Hello Folks,
I am trying to find out if there is a closed form solution to the following infinite summation. Could anyone give me a few pointers about how to proceed?
S = sum(cos((n+1)*x)/n/(n+1)) where n = 1 to infinity.
Thanks,
- VL.
Hello Folks,
I am trying to find out if there is a closed form solution to the following infinite summation. Could anyone give me a few pointers about how to proceed?
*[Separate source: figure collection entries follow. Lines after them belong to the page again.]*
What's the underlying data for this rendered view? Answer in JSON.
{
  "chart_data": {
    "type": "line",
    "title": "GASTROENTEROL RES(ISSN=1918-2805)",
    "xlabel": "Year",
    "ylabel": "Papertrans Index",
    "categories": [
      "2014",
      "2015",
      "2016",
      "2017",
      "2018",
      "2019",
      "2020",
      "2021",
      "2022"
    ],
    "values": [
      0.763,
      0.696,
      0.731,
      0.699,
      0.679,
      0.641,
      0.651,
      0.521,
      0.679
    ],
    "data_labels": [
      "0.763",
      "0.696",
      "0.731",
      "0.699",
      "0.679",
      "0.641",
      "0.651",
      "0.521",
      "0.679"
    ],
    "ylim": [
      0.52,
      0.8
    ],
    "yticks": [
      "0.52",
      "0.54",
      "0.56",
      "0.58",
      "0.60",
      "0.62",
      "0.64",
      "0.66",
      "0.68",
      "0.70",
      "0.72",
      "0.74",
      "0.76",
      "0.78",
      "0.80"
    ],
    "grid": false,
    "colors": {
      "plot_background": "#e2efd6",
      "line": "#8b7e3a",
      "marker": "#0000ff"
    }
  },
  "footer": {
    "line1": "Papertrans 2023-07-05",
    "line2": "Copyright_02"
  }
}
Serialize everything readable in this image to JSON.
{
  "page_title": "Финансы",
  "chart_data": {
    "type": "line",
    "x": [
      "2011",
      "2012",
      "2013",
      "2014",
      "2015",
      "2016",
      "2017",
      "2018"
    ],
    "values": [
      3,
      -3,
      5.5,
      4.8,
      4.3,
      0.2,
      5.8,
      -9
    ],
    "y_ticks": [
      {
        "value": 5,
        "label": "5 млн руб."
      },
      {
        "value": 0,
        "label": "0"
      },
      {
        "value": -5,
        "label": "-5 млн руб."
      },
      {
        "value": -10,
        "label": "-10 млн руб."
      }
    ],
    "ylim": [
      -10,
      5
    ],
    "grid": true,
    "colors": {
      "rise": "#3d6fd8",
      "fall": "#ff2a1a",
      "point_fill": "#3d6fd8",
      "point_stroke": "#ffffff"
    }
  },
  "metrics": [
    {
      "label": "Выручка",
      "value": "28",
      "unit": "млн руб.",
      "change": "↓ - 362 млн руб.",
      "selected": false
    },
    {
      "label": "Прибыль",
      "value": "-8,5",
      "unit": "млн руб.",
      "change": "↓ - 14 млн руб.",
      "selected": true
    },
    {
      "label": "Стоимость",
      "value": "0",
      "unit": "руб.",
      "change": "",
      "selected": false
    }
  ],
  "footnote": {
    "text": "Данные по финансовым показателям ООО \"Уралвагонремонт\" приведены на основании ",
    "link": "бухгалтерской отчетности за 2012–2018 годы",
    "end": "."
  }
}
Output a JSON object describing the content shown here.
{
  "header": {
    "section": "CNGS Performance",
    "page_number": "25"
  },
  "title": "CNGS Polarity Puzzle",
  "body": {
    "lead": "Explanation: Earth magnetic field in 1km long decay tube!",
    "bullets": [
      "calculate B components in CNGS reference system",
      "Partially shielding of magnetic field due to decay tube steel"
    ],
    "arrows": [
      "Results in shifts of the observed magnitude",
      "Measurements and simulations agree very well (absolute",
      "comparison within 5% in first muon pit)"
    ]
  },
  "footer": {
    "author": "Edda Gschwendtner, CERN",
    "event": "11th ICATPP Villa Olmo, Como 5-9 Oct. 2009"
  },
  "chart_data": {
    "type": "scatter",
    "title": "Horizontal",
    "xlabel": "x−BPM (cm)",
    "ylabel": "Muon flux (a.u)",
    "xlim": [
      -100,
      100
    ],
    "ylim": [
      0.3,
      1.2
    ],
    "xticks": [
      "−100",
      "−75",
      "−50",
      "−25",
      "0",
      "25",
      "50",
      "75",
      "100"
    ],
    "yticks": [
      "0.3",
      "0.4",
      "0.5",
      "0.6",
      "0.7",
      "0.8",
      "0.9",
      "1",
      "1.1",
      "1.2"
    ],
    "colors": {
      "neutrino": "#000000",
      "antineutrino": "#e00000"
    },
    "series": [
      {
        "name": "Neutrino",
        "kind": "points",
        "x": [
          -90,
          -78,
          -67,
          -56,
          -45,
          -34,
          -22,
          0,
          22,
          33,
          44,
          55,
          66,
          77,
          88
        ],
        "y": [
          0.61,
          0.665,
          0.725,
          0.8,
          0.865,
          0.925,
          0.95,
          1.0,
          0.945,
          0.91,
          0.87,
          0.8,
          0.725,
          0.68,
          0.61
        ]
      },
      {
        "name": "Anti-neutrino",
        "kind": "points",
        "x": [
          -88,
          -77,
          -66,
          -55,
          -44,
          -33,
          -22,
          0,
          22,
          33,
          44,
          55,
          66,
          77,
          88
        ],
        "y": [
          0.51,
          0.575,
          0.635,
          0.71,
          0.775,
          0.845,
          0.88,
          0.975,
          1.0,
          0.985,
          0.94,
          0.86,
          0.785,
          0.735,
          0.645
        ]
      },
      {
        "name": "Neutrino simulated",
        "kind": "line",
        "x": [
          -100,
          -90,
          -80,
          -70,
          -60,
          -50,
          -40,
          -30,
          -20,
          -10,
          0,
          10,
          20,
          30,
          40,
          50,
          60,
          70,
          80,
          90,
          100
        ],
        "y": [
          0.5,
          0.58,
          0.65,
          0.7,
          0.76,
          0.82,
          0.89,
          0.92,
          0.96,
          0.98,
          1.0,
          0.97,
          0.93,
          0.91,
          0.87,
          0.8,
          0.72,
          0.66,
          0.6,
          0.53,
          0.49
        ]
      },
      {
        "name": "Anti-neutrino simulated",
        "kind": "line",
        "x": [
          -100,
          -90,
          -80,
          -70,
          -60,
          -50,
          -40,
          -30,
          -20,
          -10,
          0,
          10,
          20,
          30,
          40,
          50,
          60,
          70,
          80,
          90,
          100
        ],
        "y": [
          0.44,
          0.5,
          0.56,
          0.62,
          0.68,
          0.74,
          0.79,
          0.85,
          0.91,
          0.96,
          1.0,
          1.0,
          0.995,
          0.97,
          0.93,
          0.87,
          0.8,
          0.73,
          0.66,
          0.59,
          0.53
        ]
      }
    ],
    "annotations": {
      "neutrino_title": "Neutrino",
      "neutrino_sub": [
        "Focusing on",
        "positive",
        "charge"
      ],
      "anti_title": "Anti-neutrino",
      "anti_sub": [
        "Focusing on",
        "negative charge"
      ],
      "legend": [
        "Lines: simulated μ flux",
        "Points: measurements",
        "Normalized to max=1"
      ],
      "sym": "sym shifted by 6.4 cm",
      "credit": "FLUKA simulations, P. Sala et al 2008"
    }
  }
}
S = sum(cos((n+1)*x)/n/(n+1)) where n = 1 to infinity.
Thanks,
- VL.
Hi,
I've no clue whether my approach leads to a correct result, but I'd first try with some very dirty tricks (beware!!):
$\displaystyle f(x) = \sum_n \frac{\cos((n+1)x)}{n(n+1)} = \mathfrak{Re}\left{ \sum_n \frac{e^{j(n+1)x}}{n(n+1)} \right}$
Differentiate the complex series with respect to $\displaystyle x$ and you get
$\displaystyle \frac{\partial f}{\partial x} = j e^{jx} \sum_n \frac{(e^{jx})^n}{n}$
Now I'll just take the identity $\displaystyle \ln(1-x) = - \sum_n \frac{x^n}{n}$ valid for $\displaystyle -1 \leq x < 1$ and hope it converges for most complex numbers on the border of the closed disk $\displaystyle |x| \leq 1$ (needs checking!). I get
$\displaystyle \frac{\partial f}{\partial x} = - j e^{jx} \ln(1-e^{jx})$
Now what's the logarithm of a complex number? For a complex number $\displaystyle z = a+jb$, I have
$\displaystyle e^{\ln(a+jb)} = a+jb = \sqrt{a^2+b^2} e^{j \arctan(\tfrac{b}{a})} = e^{\ln(\sqrt{a^2+b^2}) + j \arctan(\tfrac{b}{a})}$
whence $\displaystyle \ln(a+jb) = \ln(\sqrt{a^2+b^2}) + j \arctan(\tfrac{b}{a})$. Hence
$\displaystyle \frac{\partial f}{\partial x} = - j e^{jx} \left[ \ln\left(\sqrt{(1-\cos(x))^2+\sin^2(x)}\right) + j \arctan\left(\frac{\sin(x)}{1-\cos(x)}\right) \right]$
$\displaystyle \frac{\partial f}{\partial x} = - j e^{jx} \left[ \ln\left(\sqrt{2(1-\cos(x))}\right) + j \arctan\left(\frac{\sin(x)}{1-\cos(x)}\right) \right]$
You can work out the rest. Take the real part, and try to find the antiderivative. Check by numerical simulation, before trying to rigorize all the above.
I'd also be interested in a rigorous (and maybe more elegant?) derivation. Thanks to anybody who can provide it!
Jens
Hi,
Ok, let me know.
I've just noticed that I defined my function $\displaystyle f$ as the real part of a complex series, but then I went on as if it were the complex series itself. Just a notational mistake!
I hope that didn't confuse anybody…